Elles concluent que la demande de communication ne présente donc aucun intérêt alors qu’une éventuelle requalification des contrats en donation indirecte n’aurait aucune incidence sur la composition de la masse à partager. Elles s’en remettent à l’appréciation du tribunal tout en concluant que la demande de communication ne se justifie pas faute d’incidence sur l’issue du litige.
MOTIFS
En application de l’article 789 5° du code de procédure civile, le juge de la mise en état est, jusqu’à son dessaisissement, seul compétent, à l’exclusion de toute autre formation du tribunal, pour ordonner toute mesure d’instruction.

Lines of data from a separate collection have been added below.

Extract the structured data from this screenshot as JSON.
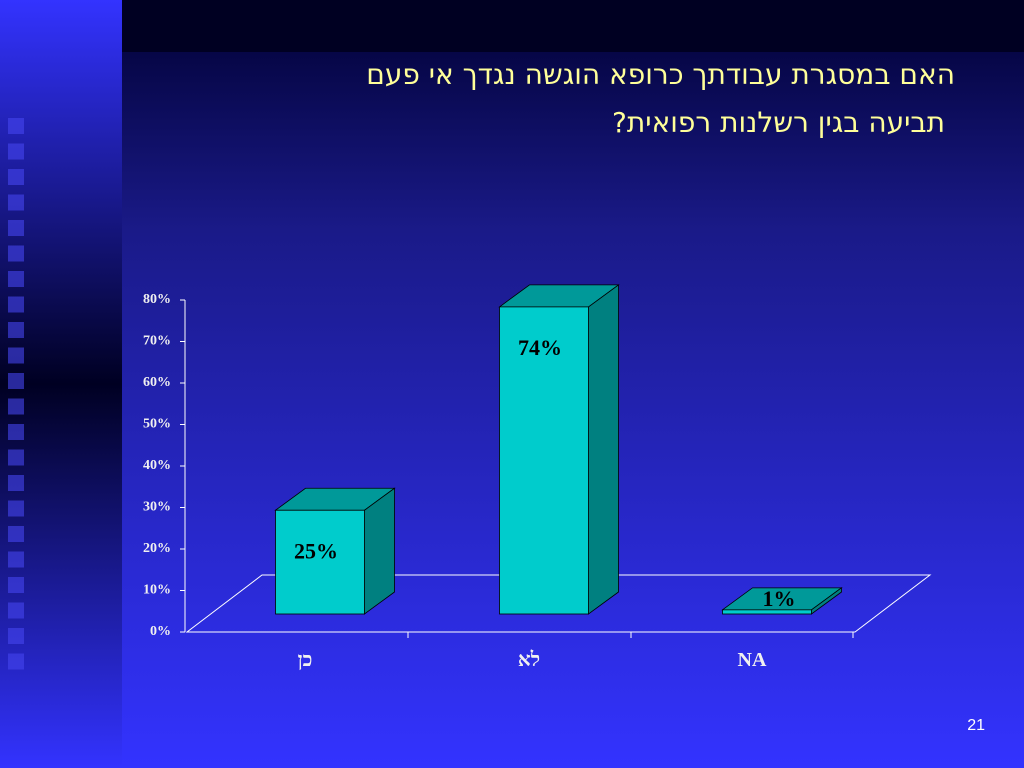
{
  "chart_data": {
    "type": "bar3d",
    "title": [
      "האם במסגרת עבודתך כרופא הוגשה נגדך אי פעם",
      "תביעה בגין רשלנות רפואית?"
    ],
    "categories": [
      "כן",
      "לא",
      "NA"
    ],
    "values": [
      25,
      74,
      1
    ],
    "value_labels": [
      "25%",
      "74%",
      "1%"
    ],
    "color": "#00cccc",
    "ylim": [
      0,
      80
    ],
    "yticks": [
      {
        "value": 0,
        "label": "0%"
      },
      {
        "value": 10,
        "label": "10%"
      },
      {
        "value": 20,
        "label": "20%"
      },
      {
        "value": 30,
        "label": "30%"
      },
      {
        "value": 40,
        "label": "40%"
      },
      {
        "value": 50,
        "label": "50%"
      },
      {
        "value": 60,
        "label": "60%"
      },
      {
        "value": 70,
        "label": "70%"
      },
      {
        "value": 80,
        "label": "80%"
      }
    ]
  },
  "slide_number": "21"
}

Il ressort de l’assignation et des écritures en incident que les demandeurs envisagent plusieurs moyens à leur action (primes manifestement excessive qui entrainerait une requalification en contrat de capitalisation, requalification en donation indirecte, nullité des clauses bénéficiaires pour insanité d’esprit ). Si les défendeurs soulignent que ces moyens sont inopérants pour entraîner l’effet escompté, à savoir la réintégration des capitaux perçus par les consorts [H], faute pour eux d’être tenus à une obligation de rapport ou à réduction, en leur qualité de bénéficiaires directs des capitaux et en l’absence d’héritiers réservataires, ces moyens de défense pourront être appréciés par le juge du fond.
A ce stade, il y a lieu de faire droit à la demande de production des contrats d’assurance-vie litigieux et de l’historique des modifications des clauses bénéficiaires.
Par mesure d’équité, les demandes au titre de l’article 700 du code de procédure civile seront rejetées.
PAR CES MOTIFS
Le juge de la mise en état,
— AUTORISE le service successions de l’assurance [31] et le [27] à communiquer à Mme [E] [L], Mme [A] [L], M. [X] [L], M. [K] [L], Mme [D] [B] et Mme [P] [L] :
* la copie des contrats [34] n°FS0062972X, ACTILION VIE 2 n°HA0053878C et [33] n°764812859C souscrits par [Z] [L] et leurs avenants ;
* les copies des demandes de modification de la clause bénéficiaires des trois contratsou un historique des modifications des clauses bénéficiaires ;
— REJETTE les demandes au titre de l’article 700 du code de procédure civile ;
— RENVOIE l’affaire à l’audience de mise en état du 23 avril 2026 pour les conclusions des demandeurs ;
— RESERVE les dépens.
La présente décision est signée par Caroline RAFFRAY, Vice-Présidente, et David PENICHON, Greffier.